I happens sometimes. I can never forget it. It happens anywhere. Sometimes when I look in
the mirror and I see myself. I really do say 'whew'. I can't see it for too long because
I'm not ready to quit yet. When I look at myself in the mirror and I can stay and I can
stand it, that's the day I won't have breathe anymore. I didn't delve any further than
that book. I let myself go on and build my own whatever it is and think it's love for
life. That' all. It's love I think.
" Being a pop star has
helped a lot because I can see what mistakes I made. That's the best way I learn, is
from mistakes. Somebody can't tell me not to do something. I've got to hurt myself doing
it. That's the only way I can go further."
Cat is a bigger star than
he has ever been before. His in person performances are attracting larger and larger
crowds. Recently he played the newly located Gaslight A Go Go in New York and drew crowds
that lined around the block to hear him. This success has given him confidence. "
think the greatest thing now is that I know nothing can be taken from me. You can't say
you're not going to sell another record; you're not going to have your car or your house.

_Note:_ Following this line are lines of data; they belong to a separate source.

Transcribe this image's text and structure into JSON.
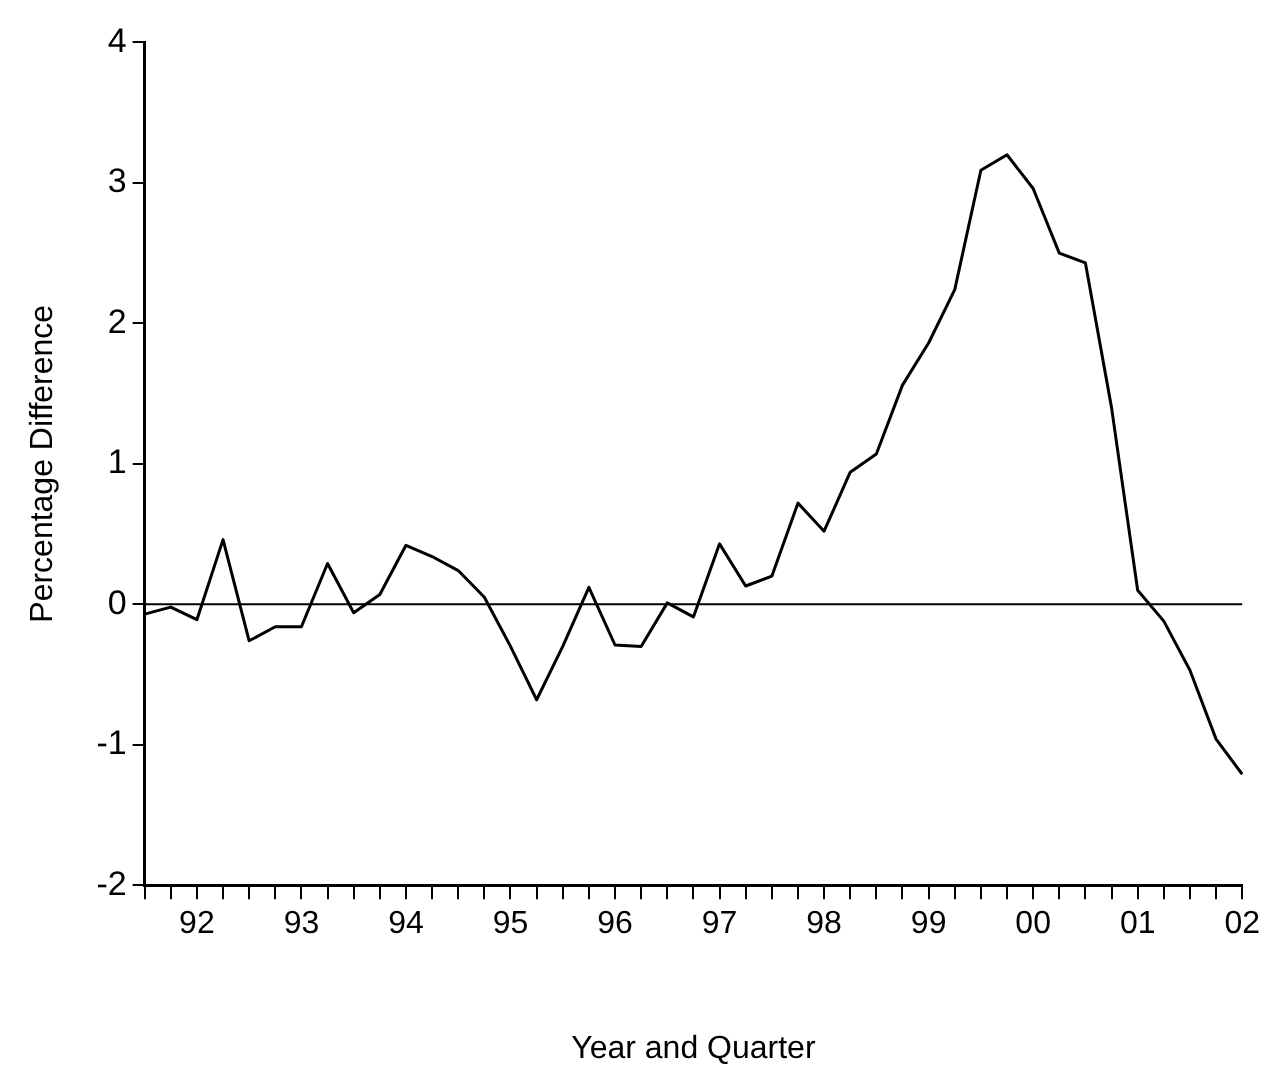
{
  "chart_data": {
    "type": "line",
    "xlabel": "Year and Quarter",
    "ylabel": "Percentage Difference",
    "categories": [
      null,
      null,
      "92",
      null,
      null,
      null,
      "93",
      null,
      null,
      null,
      "94",
      null,
      null,
      null,
      "95",
      null,
      null,
      null,
      "96",
      null,
      null,
      null,
      "97",
      null,
      null,
      null,
      "98",
      null,
      null,
      null,
      "99",
      null,
      null,
      null,
      "00",
      null,
      null,
      null,
      "01",
      null,
      null,
      null,
      "02"
    ],
    "series": [
      {
        "color": "#000000",
        "values": [
          -0.07,
          -0.02,
          -0.11,
          0.46,
          -0.26,
          -0.16,
          -0.16,
          0.29,
          -0.06,
          0.07,
          0.42,
          0.34,
          0.24,
          0.05,
          -0.3,
          -0.68,
          -0.3,
          0.12,
          -0.29,
          -0.3,
          0.01,
          -0.09,
          0.43,
          0.13,
          0.2,
          0.72,
          0.52,
          0.94,
          1.07,
          1.56,
          1.86,
          2.24,
          3.09,
          3.2,
          2.96,
          2.5,
          2.43,
          1.4,
          0.1,
          -0.12,
          -0.47,
          -0.96,
          -1.21
        ]
      }
    ],
    "ylim": [
      -2,
      4
    ],
    "yticks": [
      -2,
      -1,
      0,
      1,
      2,
      3,
      4
    ],
    "ref_lines": [
      {
        "axis": "y",
        "value": 0,
        "color": "#000000"
      }
    ],
    "grid": false,
    "legend": false,
    "marker": "none",
    "line_style": "solid"
  }
}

That 's not going to upset me because it means nothing. There are a lot of things that
take my time up now that if I didn't do them, I'd be getting into a lot of other things. I
might be into settling down. Right now I'm very happy because I know that I've been
waiting to work for a long time and actually get on stage."
One of the things that
makes Cat so popular is his songs. " My inspiration for songs? I get it when I'm not
thinking, when I'm absolutely flowing, just being. I don't just sit down and be. I pick up
the guitar and be through that. I don't write them down I may write some lyrics down, but
mostly I just get the melody, and the words go with the melody. I write songs alot in
different ways. It might start with a whistle or an old traditional record, listening and
suddenly getting an idea and your not listening to the record, it taken you somewhere else
and you find something else. It can be talking or it can be a word.You don't kind of
create something. I hate that. You can't just say that you're a creator. To be a
creator you must be able to make something breathe. What your doing is just taking
something that is already there from whatever you see and remember. You use it and you
throw it out again - your way.
" After a performance
I feel very satisfied. After an interview I never feel satisfied," Cat says with a
smile. " There are always things I forget to say, I don't know - words they just mess
me up. I get confused and I don't use them right sometimes and it confuses people. They
misunderstand what you're saying and it goes through a whole circular winding thing and
comes back and hits you in the face."
Cat goes on: " When
you find yourself talking, you find yourself almost at peace with things. Talking is
almost a strain because your trying to force out solitude and that kind of feeling. Words,
they fall short of feeling - the same as eyes, almost. Once you get into the visual thing
- I mean what is red anyway? And what are you seeing? If you close your eyes it would
still be going on and you still cry. You still do everything. You just wouldn't have eyes.
" Music is a stronger
thing because it actually causes vibrations in your head. That's simple and it's nice
cause it relieves you of the thought of words. Words cut the air, they hit it. Music on
the other hand is much more. It can mean a lot of things, but it's one thing constantly.
Nobody can say it's not music. This is one of those things I thought about for a long
time. They used to say' this is the catchy part.' Now why is a catchy part better than a
non-catchy part? Then I realized that a catchy part is something that jolts you slightly.
You're going along and it goes thic-ump and it goes along down there and suddenly you
remember or realize what's happening and it's like in that meditation thing where you go'
right !'
" Everybody comes
together on this one catchy part and they say 'right - we dig it, we dig it.' They
say ' we dig you' but what they're really saying is ' we dig it - we dig
everything.' That's what music does. It just has no boundaries. It's not white or black.